How can new technologies support Law Enforcement Agencies to stay ahead of organised crime?

The use of new information and communication technologies by organised crime groups, terrorist groups, or criminal individuals is a key challenge for policy-makers and Law Enforcement Agencies due to the complexity of the phenomenon, the quantity of factors and actors involved, and the great set of criminal technological activities used to finance and support criminal and terrorist actions.

The use of new technologies by these groups strengthens their capabilities to support their activities (financing, laundering money, recruiting, planning a terrorist attack, identity frauds) and committing crimes anonymously.

Moreover, these organizations are often at the forefront of technological innovation for planning, executing and concealing their criminal activities and the revenues stemming from them, while Law Enforcement Agencies are lagging behind.

Anticipation is the way forward for Law Enforcement Agencies. Earlier and better knowledge and intelligence are required for them to stay ahead of the curve.

In this context, the EU funded COPKIT project is developing a toolkit to support an Early Warning/Early Action methodology which will enable Law Enforcement Agencies to stay ahead of new technological developments used by organised crime and terrorist groups.

COPKIT constitutes a multi-stakeholder consortium bringing together industry, academia, research and technology organisations (RTOs) and end-users, Law Enforcement Agencies, as the key partners.

The COPKIT solutions help to explain how crime is evolving, identify “weak signals” or trends and send alerts about new risks (Early Warning), and form a basis for assisting decision-makers to develop Early Action (preparedness, mitigation, prevention and other security policies).

Use cases

The research and development of the COPKIT tools are being guided and validated by a set of relevant use cases (scenarios) proposed and monitored by the Law Enforcement Agencies partners of the project.

Based on insights from different EUROPOL reports (SOCTA 2017 and iOCTA 2016) and their definition of priority crime areas at the EU governance level, COPKIT is analysing two use cases:

Crime as a service/data as a commodity: Organized crime groups collect personal and professional information about citizens, employees and different companies (both legally, for example by accessing open data, and using illegal techniques, for example social engineering and hacking). Specialized groups then collect, analyse, manage and organize this information in order to sell it to other groups with criminal and/or terrorist purposes (extortion, fraud, kidnapping etc.).

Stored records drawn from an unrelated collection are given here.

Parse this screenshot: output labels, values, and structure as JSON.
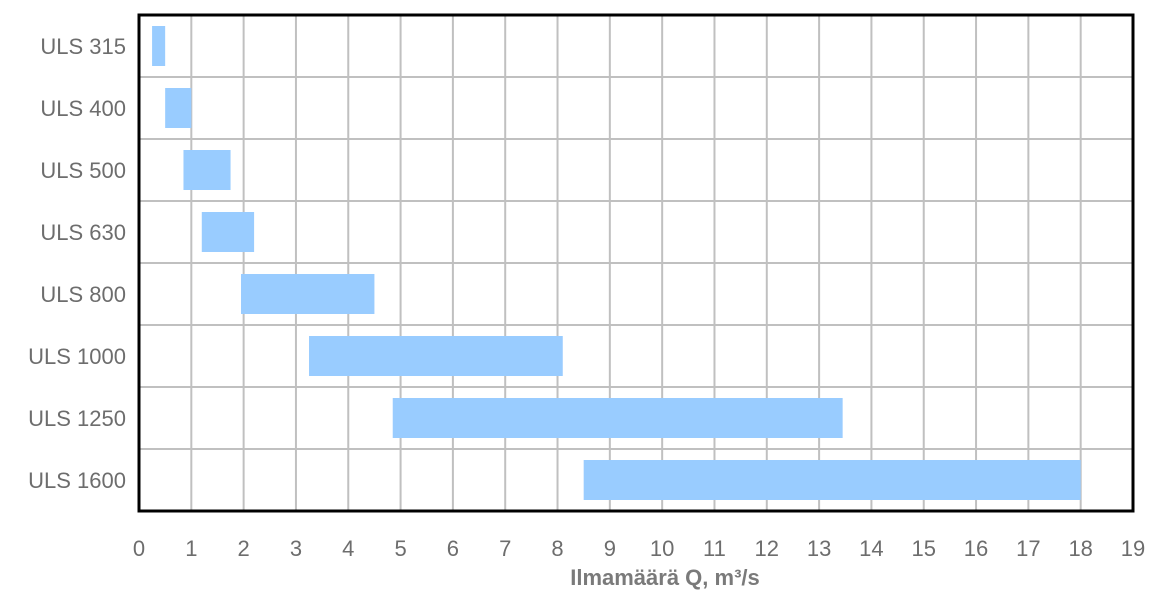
{
  "chart_data": {
    "type": "bar",
    "orientation": "horizontal",
    "variant": "floating-range",
    "categories": [
      "ULS 315",
      "ULS 400",
      "ULS 500",
      "ULS 630",
      "ULS 800",
      "ULS 1000",
      "ULS 1250",
      "ULS 1600"
    ],
    "ranges": [
      [
        0.25,
        0.5
      ],
      [
        0.5,
        1.0
      ],
      [
        0.85,
        1.75
      ],
      [
        1.2,
        2.2
      ],
      [
        1.95,
        4.5
      ],
      [
        3.25,
        8.1
      ],
      [
        4.85,
        13.45
      ],
      [
        8.5,
        18.0
      ]
    ],
    "xlabel": "Ilmamäärä Q, m³/s",
    "xlim": [
      0,
      19
    ],
    "xticks": [
      "0",
      "1",
      "2",
      "3",
      "4",
      "5",
      "6",
      "7",
      "8",
      "9",
      "10",
      "11",
      "12",
      "13",
      "14",
      "15",
      "16",
      "17",
      "18",
      "19"
    ],
    "grid": true,
    "legend": "none",
    "colors": {
      "bar": "#99ccff",
      "grid": "#c0c0c0",
      "frame": "#000000",
      "text": "#6d6d6d"
    }
  }
}
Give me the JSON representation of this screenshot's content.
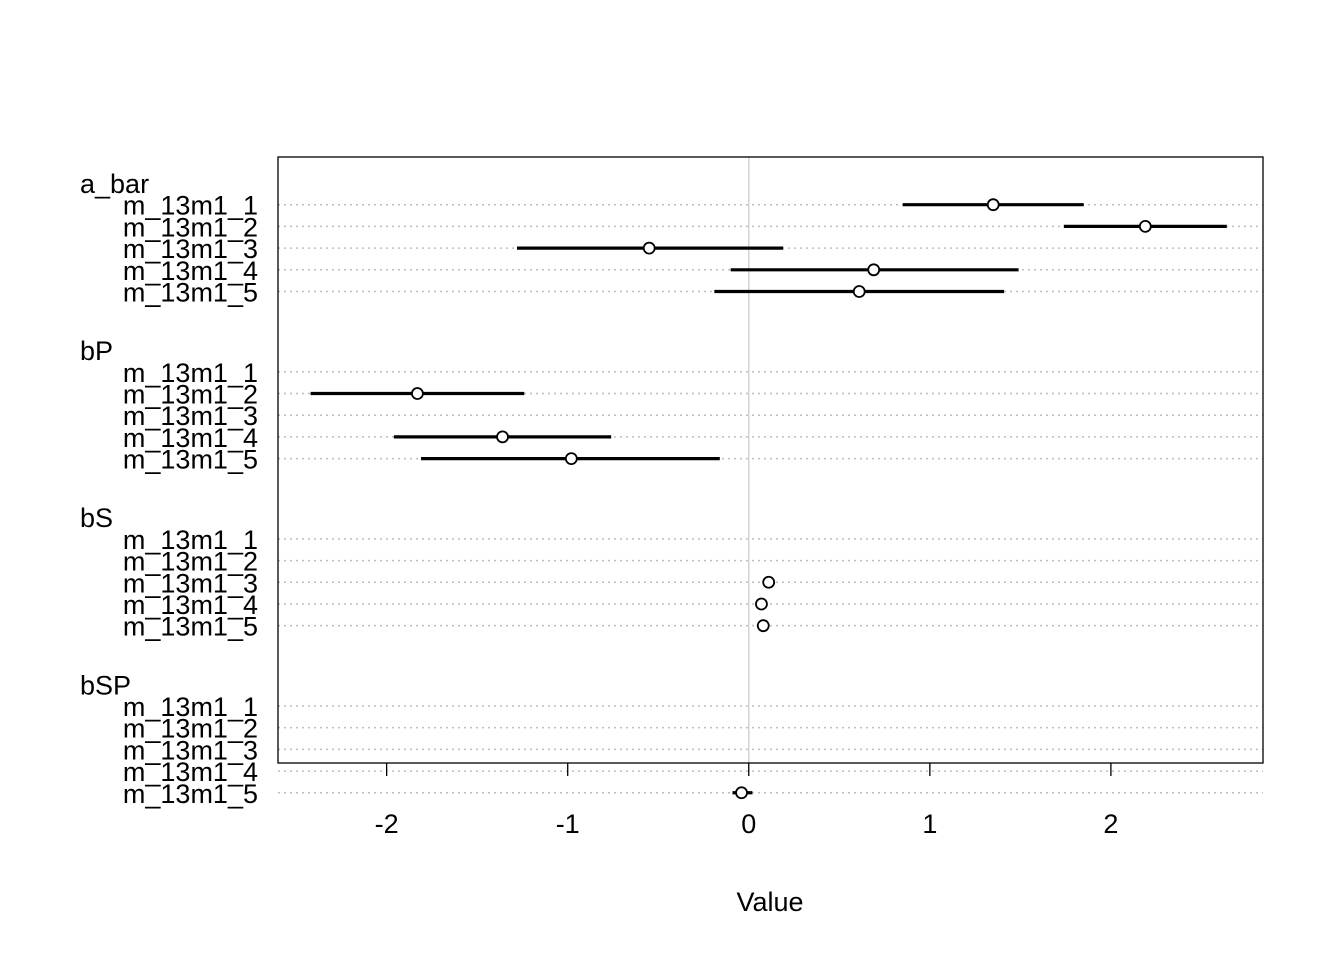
{
  "chart_data": {
    "type": "coefficient-dot-plot",
    "xlabel": "Value",
    "xlim": [
      -2.6,
      2.84
    ],
    "xticks": [
      -2,
      -1,
      0,
      1,
      2
    ],
    "xtick_labels": [
      "-2",
      "-1",
      "0",
      "1",
      "2"
    ],
    "reference_line_x": 0,
    "grid": "dotted horizontal lines per row",
    "groups": [
      {
        "name": "a_bar",
        "rows": [
          {
            "label": "m_13m1_1",
            "mean": 1.35,
            "lower": 0.85,
            "upper": 1.85
          },
          {
            "label": "m_13m1_2",
            "mean": 2.19,
            "lower": 1.74,
            "upper": 2.64
          },
          {
            "label": "m_13m1_3",
            "mean": -0.55,
            "lower": -1.28,
            "upper": 0.19
          },
          {
            "label": "m_13m1_4",
            "mean": 0.69,
            "lower": -0.1,
            "upper": 1.49
          },
          {
            "label": "m_13m1_5",
            "mean": 0.61,
            "lower": -0.19,
            "upper": 1.41
          }
        ]
      },
      {
        "name": "bP",
        "rows": [
          {
            "label": "m_13m1_1",
            "mean": null,
            "lower": null,
            "upper": null
          },
          {
            "label": "m_13m1_2",
            "mean": -1.83,
            "lower": -2.42,
            "upper": -1.24
          },
          {
            "label": "m_13m1_3",
            "mean": null,
            "lower": null,
            "upper": null
          },
          {
            "label": "m_13m1_4",
            "mean": -1.36,
            "lower": -1.96,
            "upper": -0.76
          },
          {
            "label": "m_13m1_5",
            "mean": -0.98,
            "lower": -1.81,
            "upper": -0.16
          }
        ]
      },
      {
        "name": "bS",
        "rows": [
          {
            "label": "m_13m1_1",
            "mean": null,
            "lower": null,
            "upper": null
          },
          {
            "label": "m_13m1_2",
            "mean": null,
            "lower": null,
            "upper": null
          },
          {
            "label": "m_13m1_3",
            "mean": 0.11,
            "lower": 0.1,
            "upper": 0.12
          },
          {
            "label": "m_13m1_4",
            "mean": 0.07,
            "lower": 0.06,
            "upper": 0.08
          },
          {
            "label": "m_13m1_5",
            "mean": 0.08,
            "lower": 0.07,
            "upper": 0.09
          }
        ]
      },
      {
        "name": "bSP",
        "rows": [
          {
            "label": "m_13m1_1",
            "mean": null,
            "lower": null,
            "upper": null
          },
          {
            "label": "m_13m1_2",
            "mean": null,
            "lower": null,
            "upper": null
          },
          {
            "label": "m_13m1_3",
            "mean": null,
            "lower": null,
            "upper": null
          },
          {
            "label": "m_13m1_4",
            "mean": null,
            "lower": null,
            "upper": null
          },
          {
            "label": "m_13m1_5",
            "mean": -0.04,
            "lower": -0.09,
            "upper": 0.02
          }
        ]
      }
    ]
  }
}
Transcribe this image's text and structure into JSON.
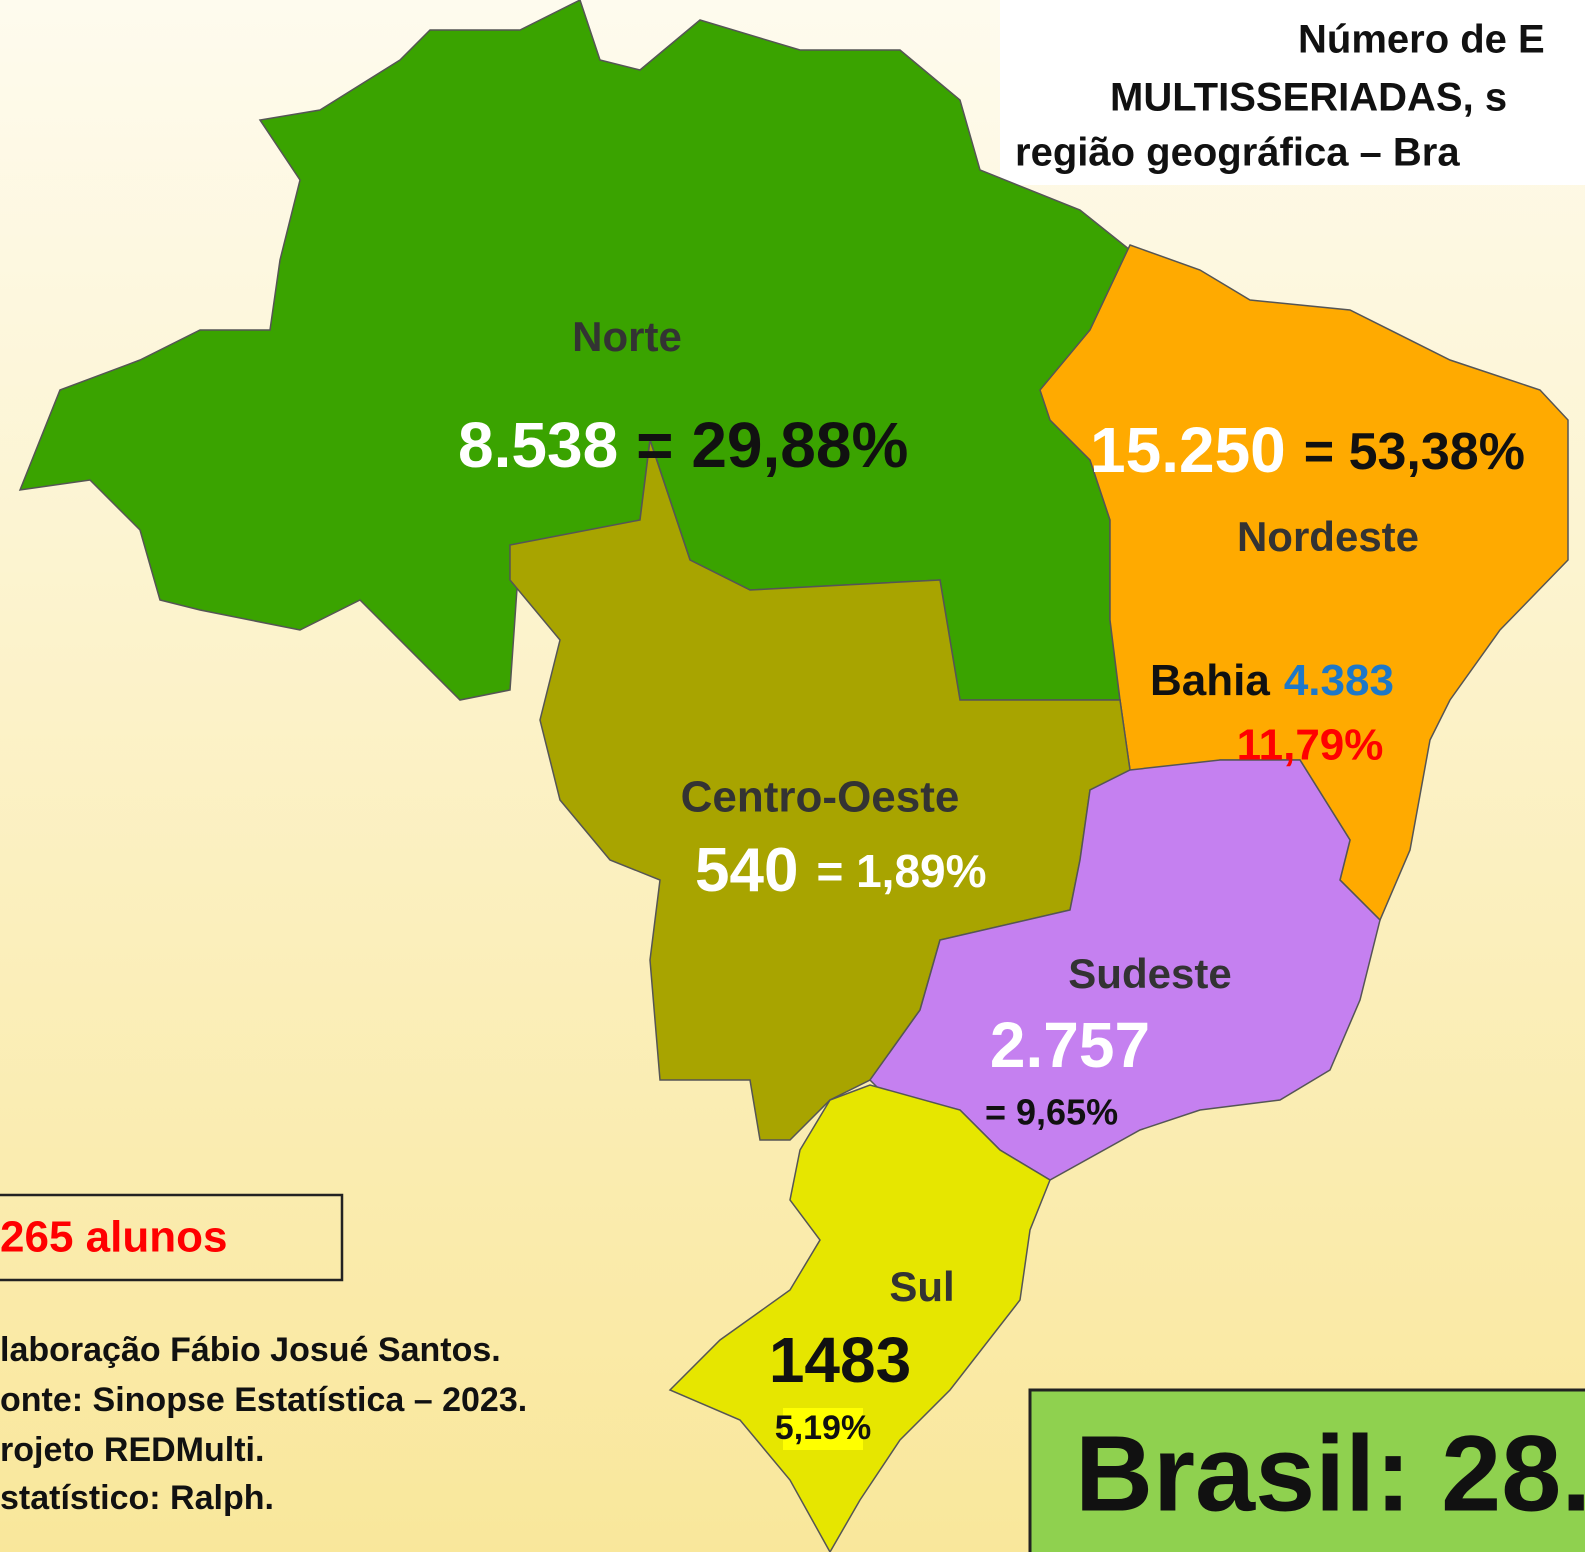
{
  "title": {
    "lines": [
      "Número de E",
      "MULTISSERIADAS, s",
      "região geográfica – Bra"
    ]
  },
  "regions": [
    {
      "name": "Norte",
      "count": "8.538",
      "percent": "= 29,88%"
    },
    {
      "name": "Nordeste",
      "count": "15.250",
      "percent": "= 53,38%"
    },
    {
      "name": "Centro-Oeste",
      "count": "540",
      "percent": "= 1,89%"
    },
    {
      "name": "Sudeste",
      "count": "2.757",
      "percent": "= 9,65%"
    },
    {
      "name": "Sul",
      "count": "1483",
      "percent": "5,19%"
    }
  ],
  "bahia": {
    "name": "Bahia",
    "count": "4.383",
    "percent": "11,79%"
  },
  "legend_box": "265 alunos",
  "credits": [
    "laboração Fábio Josué Santos.",
    "onte: Sinopse Estatística – 2023.",
    "rojeto REDMulti.",
    "statístico: Ralph."
  ],
  "total": "Brasil: 28."
}
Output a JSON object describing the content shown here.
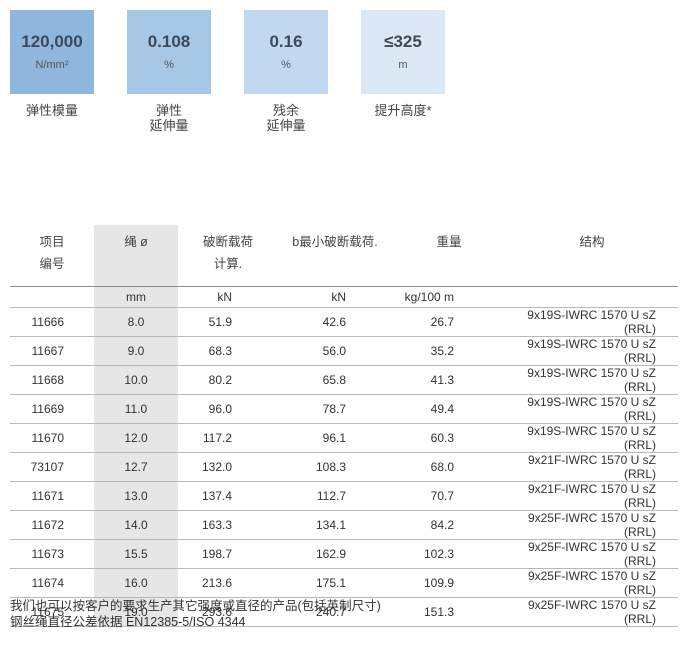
{
  "specs": [
    {
      "value": "120,000",
      "unit": "N/mm²",
      "label": [
        "弹性模量"
      ]
    },
    {
      "value": "0.108",
      "unit": "%",
      "label": [
        "弹性",
        "延伸量"
      ]
    },
    {
      "value": "0.16",
      "unit": "%",
      "label": [
        "残余",
        "延伸量"
      ]
    },
    {
      "value": "≤325",
      "unit": "m",
      "label": [
        "提升高度*"
      ]
    }
  ],
  "table": {
    "headers": [
      [
        "项目",
        "编号"
      ],
      [
        "绳 ø"
      ],
      [
        "破断载荷",
        "计算."
      ],
      [
        "b最小破断载荷."
      ],
      [
        "重量"
      ],
      [
        "结构"
      ]
    ],
    "units": [
      "",
      "mm",
      "kN",
      "kN",
      "kg/100 m",
      ""
    ],
    "rows": [
      [
        "11666",
        "8.0",
        "51.9",
        "42.6",
        "26.7",
        "9x19S-IWRC 1570 U sZ (RRL)"
      ],
      [
        "11667",
        "9.0",
        "68.3",
        "56.0",
        "35.2",
        "9x19S-IWRC 1570 U sZ (RRL)"
      ],
      [
        "11668",
        "10.0",
        "80.2",
        "65.8",
        "41.3",
        "9x19S-IWRC 1570 U sZ (RRL)"
      ],
      [
        "11669",
        "11.0",
        "96.0",
        "78.7",
        "49.4",
        "9x19S-IWRC 1570 U sZ (RRL)"
      ],
      [
        "11670",
        "12.0",
        "117.2",
        "96.1",
        "60.3",
        "9x19S-IWRC 1570 U sZ (RRL)"
      ],
      [
        "73107",
        "12.7",
        "132.0",
        "108.3",
        "68.0",
        "9x21F-IWRC 1570 U sZ (RRL)"
      ],
      [
        "11671",
        "13.0",
        "137.4",
        "112.7",
        "70.7",
        "9x21F-IWRC 1570 U sZ (RRL)"
      ],
      [
        "11672",
        "14.0",
        "163.3",
        "134.1",
        "84.2",
        "9x25F-IWRC 1570 U sZ (RRL)"
      ],
      [
        "11673",
        "15.5",
        "198.7",
        "162.9",
        "102.3",
        "9x25F-IWRC 1570 U sZ (RRL)"
      ],
      [
        "11674",
        "16.0",
        "213.6",
        "175.1",
        "109.9",
        "9x25F-IWRC 1570 U sZ (RRL)"
      ],
      [
        "11675",
        "19.0",
        "293.6",
        "240.7",
        "151.3",
        "9x25F-IWRC 1570 U sZ (RRL)"
      ]
    ]
  },
  "notes": [
    "我们也可以按客户的要求生产其它强度或直径的产品(包括英制尺寸)",
    "钢丝绳直径公差依据 EN12385-5/ISO 4344"
  ]
}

Firearms trafficking (supported by the use of new technologies): Recent terrorist attacks in Europe have spurred initiatives to crack down on the illegal trade in firearms, a relatively small market under the control of organised criminal groups. Illicit firearms trafficking is one of the nine EMPACT priorities, Europol’s priority crime areas, under the 2013–2017 EU Policy Cycle. In the aftermath of the November 2015 terrorist attack in Paris, the EU interior and justice ministers adopted the Paris Declaration, in which they committed to improving intelligence-sharing with a view to reducing the supply of illegal firearms throughout Europe.

This set of cases aims at covering the central aspects of the Early Warning/Early Action approach envisioned by COPKIT and, at the same time, provides concrete reference points for the solutions to be researched and developed in the project.

Moreover, choosing two important, complex and different cases involving both old and new forms of criminality allows COPKIT to assess and establish the scalability of the approach and possibly use it for all crimes in recognized crime areas.